Image your very own self-hosted, web based Office Suite. That’s what OnlyOffice is and it had features similar to Office 365 or NextCloud.

As an example of what to expect, here is the OnlyOffice Document editor.

Since my channel emphasizes the use of LXD & Incus containers, we are going to create an Incus container:

incus launch images:ubuntu/22.04 OnlyOffice --profile default --profile bridgeprofile -c limits.memory=8192MB -c limits.cpu.allowance=30% -c boot.autostart=true

Move inside of the Incus container:

incus shell OnlyOffice

Take the latest upgrades as a best practice:

apt update && apt upgrade -y

Install the dependencies:

apt install openssh-server curl wget -y

Create a user account and grant it privilege:

adduser scott
usermod -aG sudo scott

Move over to the “scott” account:

su - scott

Download the installation script for OnlyOffice:

wget https://download.onlyoffice.com/install/workspace-install.sh

Change the script to be executable:

chmod +x workspace-install.sh

Make ourselves the superuser:

sudo su

Execute the installation procedure:

./workspace-install.sh

When the script executes, replace “N” to not install with Docker. Docker installation in an Incus container for OnlyOffice has problems with “cgroups” that prevent proper operation. Most applications are able to run in docker nested inside of an incus container. This is not one.

The installation will proceed for around 30 minutes.

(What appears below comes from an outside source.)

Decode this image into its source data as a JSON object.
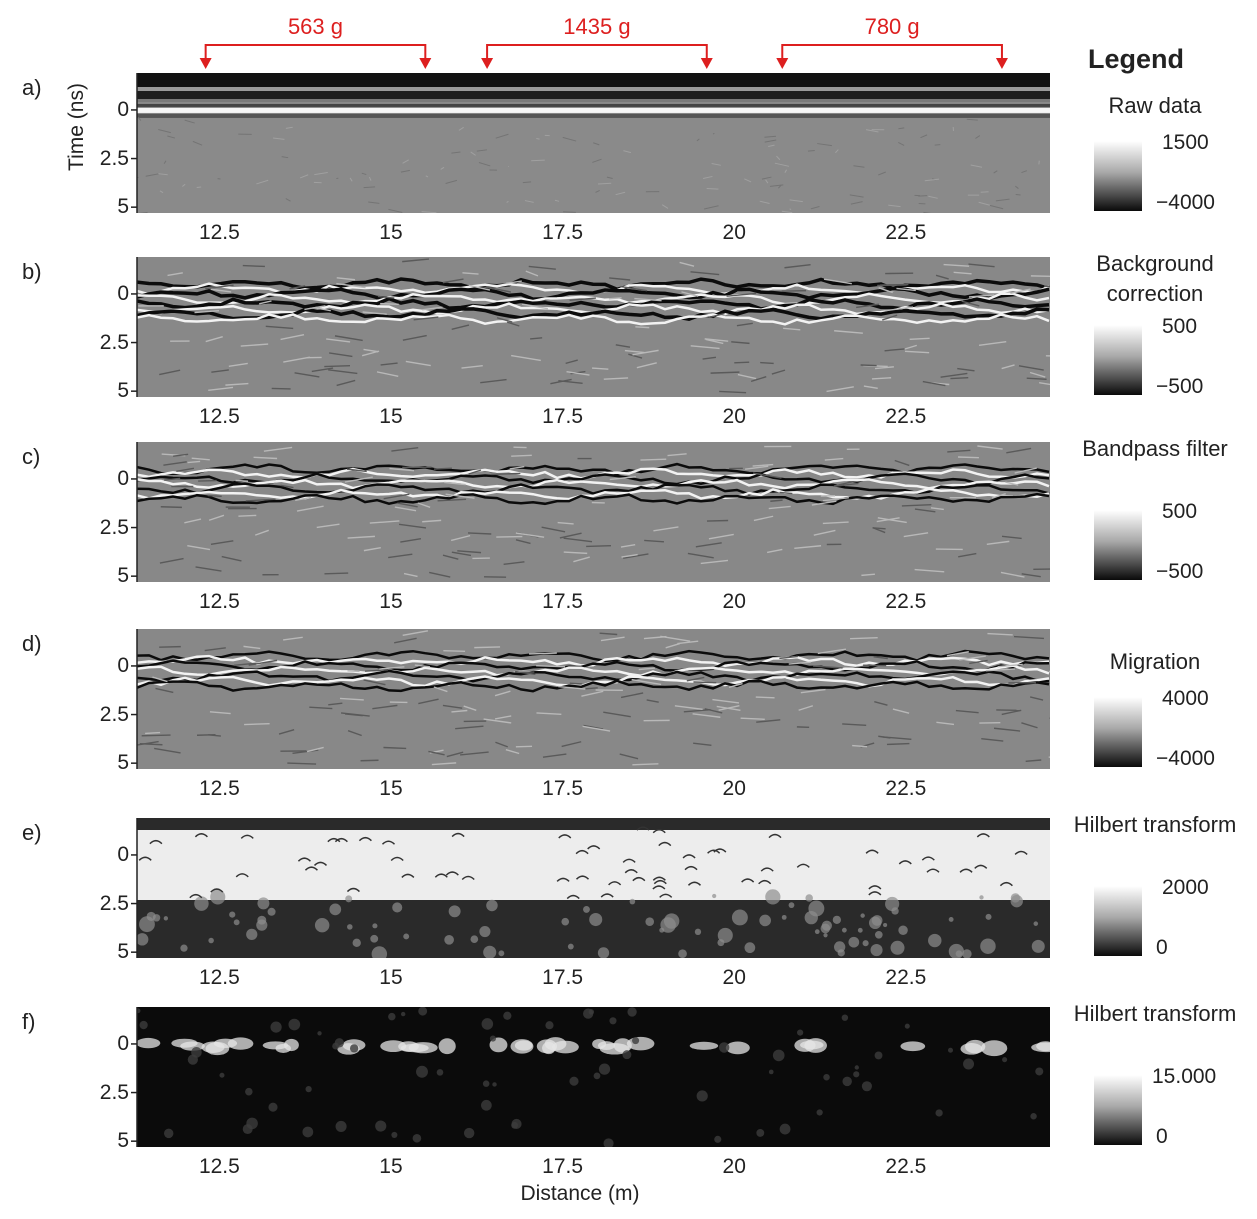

After the installation completes, find out the address of your OnlyOffice container which is the address of your “etho” device inside of your incus container.

ip a

Go to your web browser and enter this address and you should see the registration screen as follows:

Fill in and verify the password you want the administrator account to have. It is very important to provide your email because that will be your username. Set the language and time zone if desired and accept the license agreement and click “continue”.

At this point you have a fully functional OnlyOffice web based instance running in your home lab.

If you want this OnlyOffice instance to be available on the public Internet, you need to go to your DNS provider and create a CNAME record that points to your domain name assuming your domain name points to the WAN address of your router. In my case, I use Cloudflare as my DNS Provider.

Next you will need to create a proxy entry in your NginX Proxy Manager to reverse proxy the subdomain name you choose at your DNS Provider to point to the local LAN address of your OnlyOffice instance.

After entering the appropriate address for the new Proxy Host for your OnlyOffice Instance, move to the SSL tab and request a Let’s Encrypt SSL certificate.

After pressing “SAVE” and after the proxy entry is created, come back into the entry you just made and edit it to add “Force SSL” and save it again.

At this point, you can go to your subdomain name for your service and you will be presented with an SSL connection to the OnlyOffice Login screen.

Your OnlyOffice instance is now reachable from the Internet and you can invite users to your instance.